BMW-Hochhaus in München: Hinter den geplanten Einsparungen steht die Frage nach der Wirtschaftlichkeit einzelner Standorte, die auch bei der Vergabe neuer Modelle eine Rolle spielt. Bild: BMW.

Nach Berichten des Münchner Merkur war insgesamt für alle deutschen Standorte eine Größenordnung von jährlich 100 Millionen Euro ab kommendem Jahr im Gespräch. Zu der Summe oder weiteren Einzelheiten wollte sich der Autohersteller auch am Freitag nicht äußern. Ein Unternehmenssprecher bestätigte aber eine Einigung für das weltgrößte BMW-Werk in Dingolfing.

Der “Münchner Merkur” hatte am Vortag berichtet, dass demnach beispielsweise nur noch ein Teil der Brotzeitpausen in Dingolfing bezahlt wird. Laut IG Metall geht es auch bei den Verhandlungen für den Standort München um Einschränkungen bei diesen Pausen sowie um Investitionen wie beispielsweise in das Presswerk oder in die Lackiererei.

Die Gewerkschaft berichtete von einer heftigen Auseinandersetzung in einer Betriebsversammlung. Die Belegschaft stehe hinter der Haltung des Betriebsrates, “dass keine Zugeständnisse gemacht werden, falls es keine belastbaren Investitionszusagen gibt, um den Standort München fit für die Zukunft zu machen”, hieß es.
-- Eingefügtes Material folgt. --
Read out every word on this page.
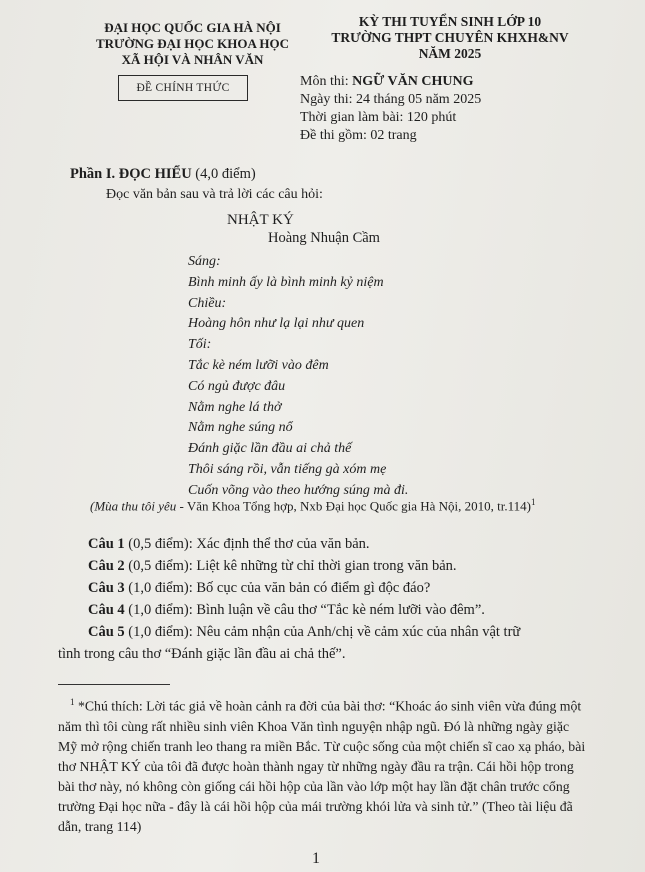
ĐẠI HỌC QUỐC GIA HÀ NỘI
TRƯỜNG ĐẠI HỌC KHOA HỌC
XÃ HỘI VÀ NHÂN VĂN
KỲ THI TUYỂN SINH LỚP 10
TRƯỜNG THPT CHUYÊN KHXH&NV
NĂM 2025
ĐỀ CHÍNH THỨC	Môn thi: NGỮ VĂN CHUNG
Ngày thi: 24 tháng 05 năm 2025
Thời gian làm bài: 120 phút
Đề thi gồm: 02 trang
Phần I. ĐỌC HIỂU (4,0 điểm)
Đọc văn bản sau và trả lời các câu hỏi:
NHẬT KÝ
Hoàng Nhuận Cầm
Sáng:
Bình minh ấy là bình minh kỷ niệm
Chiều:
Hoàng hôn như lạ lại như quen
Tối:
Tắc kè ném lưỡi vào đêm
Có ngủ được đâu
Nằm nghe lá thở
Nằm nghe súng nổ
Đánh giặc lần đầu ai chả thế
Thôi sáng rồi, vẫn tiếng gà xóm mẹ
Cuốn võng vào theo hướng súng mà đi.
(Mùa thu tôi yêu - Văn Khoa Tổng hợp, Nxb Đại học Quốc gia Hà Nội, 2010, tr.114)$^1$

Câu 1 (0,5 điểm): Xác định thể thơ của văn bản.

Câu 2 (0,5 điểm): Liệt kê những từ chỉ thời gian trong văn bản.

Câu 3 (1,0 điểm): Bố cục của văn bản có điểm gì độc đáo?

Câu 4 (1,0 điểm): Bình luận về câu thơ “Tắc kè ném lưỡi vào đêm”.

Câu 5 (1,0 điểm): Nêu cảm nhận của Anh/chị về cảm xúc của nhân vật trữ

tình trong câu thơ “Đánh giặc lần đầu ai chả thế”.

$^1$ *Chú thích: Lời tác giả về hoàn cảnh ra đời của bài thơ: “Khoác áo sinh viên vừa đúng một

năm thì tôi cùng rất nhiều sinh viên Khoa Văn tình nguyện nhập ngũ. Đó là những ngày giặc

Mỹ mở rộng chiến tranh leo thang ra miền Bắc. Từ cuộc sống của một chiến sĩ cao xạ pháo, bài

thơ NHẬT KÝ của tôi đã được hoàn thành ngay từ những ngày đầu ra trận. Cái hồi hộp trong

bài thơ này, nó không còn giống cái hồi hộp của lần vào lớp một hay lần đặt chân trước cổng

trường Đại học nữa - đây là cái hồi hộp của mái trường khói lửa và sinh tử.” (Theo tài liệu đã

dẫn, trang 114)

1
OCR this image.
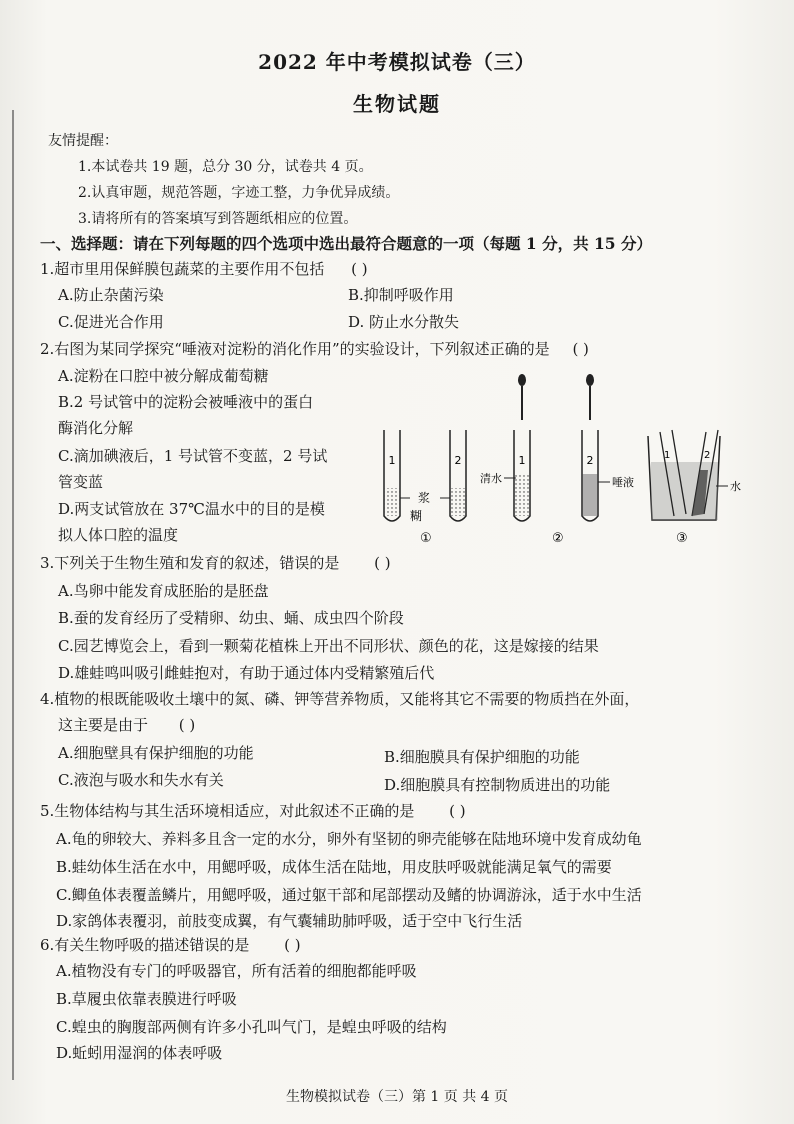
2022 年中考模拟试卷（三）
生物试题
友情提醒：
1.本试卷共 19 题，总分 30 分，试卷共 4 页。
2.认真审题，规范答题，字迹工整，力争优异成绩。
3.请将所有的答案填写到答题纸相应的位置。
一、选择题：请在下列每题的四个选项中选出最符合题意的一项（每题 1 分，共 15 分）
1.超市里用保鲜膜包蔬菜的主要作用不包括 ( )
A.防止杂菌污染	B.抑制呼吸作用
C.促进光合作用	D. 防止水分散失
2.右图为某同学探究“唾液对淀粉的消化作用”的实验设计，下列叙述正确的是 ( )
A.淀粉在口腔中被分解成葡萄糖
B.2 号试管中的淀粉会被唾液中的蛋白
酶消化分解
C.滴加碘液后，1 号试管不变蓝，2 号试
管变蓝
D.两支试管放在 37℃温水中的目的是模
拟人体口腔的温度
1	2
浆
糊
①
1
清水
2
唾液
②
1	2
水
③
3.下列关于生物生殖和发育的叙述，错误的是 ( )
A.鸟卵中能发育成胚胎的是胚盘
B.蚕的发育经历了受精卵、幼虫、蛹、成虫四个阶段
C.园艺博览会上，看到一颗菊花植株上开出不同形状、颜色的花，这是嫁接的结果
D.雄蛙鸣叫吸引雌蛙抱对，有助于通过体内受精繁殖后代
4.植物的根既能吸收土壤中的氮、磷、钾等营养物质，又能将其它不需要的物质挡在外面，
这主要是由于 ( )
A.细胞壁具有保护细胞的功能	B.细胞膜具有保护细胞的功能
C.液泡与吸水和失水有关	D.细胞膜具有控制物质进出的功能
5.生物体结构与其生活环境相适应，对此叙述不正确的是 ( )
A.龟的卵较大、养料多且含一定的水分，卵外有坚韧的卵壳能够在陆地环境中发育成幼龟
B.蛙幼体生活在水中，用鳃呼吸，成体生活在陆地，用皮肤呼吸就能满足氧气的需要
C.鲫鱼体表覆盖鳞片，用鳃呼吸，通过躯干部和尾部摆动及鳍的协调游泳，适于水中生活
D.家鸽体表覆羽，前肢变成翼，有气囊辅助肺呼吸，适于空中飞行生活
6.有关生物呼吸的描述错误的是 ( )
A.植物没有专门的呼吸器官，所有活着的细胞都能呼吸
B.草履虫依靠表膜进行呼吸
C.蝗虫的胸腹部两侧有许多小孔叫气门，是蝗虫呼吸的结构
D.蚯蚓用湿润的体表呼吸
生物模拟试卷（三）第 1 页 共 4 页
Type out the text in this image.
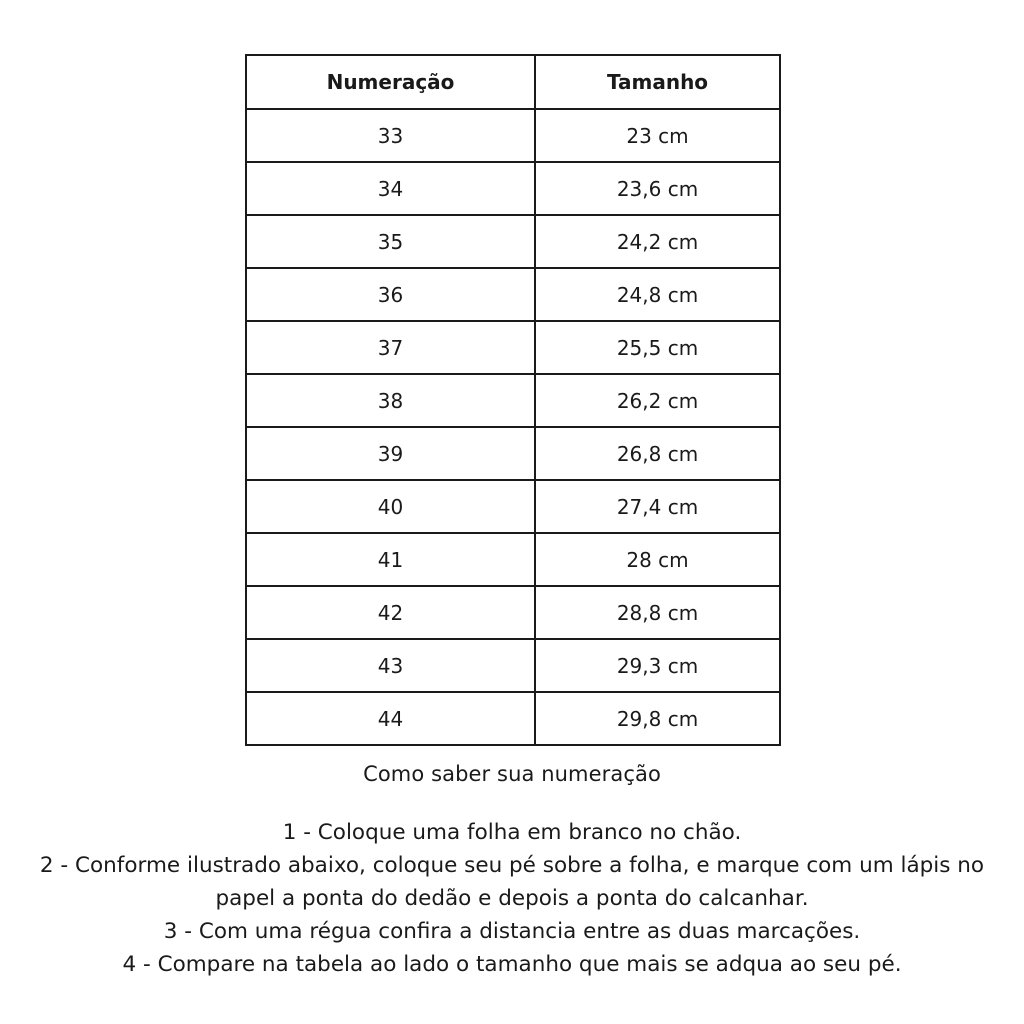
Numeração	Tamanho
33	23 cm
34	23,6 cm
35	24,2 cm
36	24,8 cm
37	25,5 cm
38	26,2 cm
39	26,8 cm
40	27,4 cm
41	28 cm
42	28,8 cm
43	29,3 cm
44	29,8 cm
Como saber sua numeração
1 - Coloque uma folha em branco no chão.
2 - Conforme ilustrado abaixo, coloque seu pé sobre a folha, e marque com um lápis no papel a ponta do dedão e depois a ponta do calcanhar.
3 - Com uma régua confira a distancia entre as duas marcações.
4 - Compare na tabela ao lado o tamanho que mais se adqua ao seu pé.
Hinter den geplanten Einsparungen steht die Frage nach der Wirtschaftlichkeit einzelner Standorte, die auch bei der Vergabe neuer Modelle eine Rolle spielt. Alleine in diesem Jahr plant der weiß-blaue Autobauer 16 neue Modelle. Im vergangenen Jahr entfielen über eine Million Fahrzeuge und damit mehr als die Hälfte der Gesamtproduktion von BMW auf die vier deutschen Fahrzeugwerke des Unternehmens.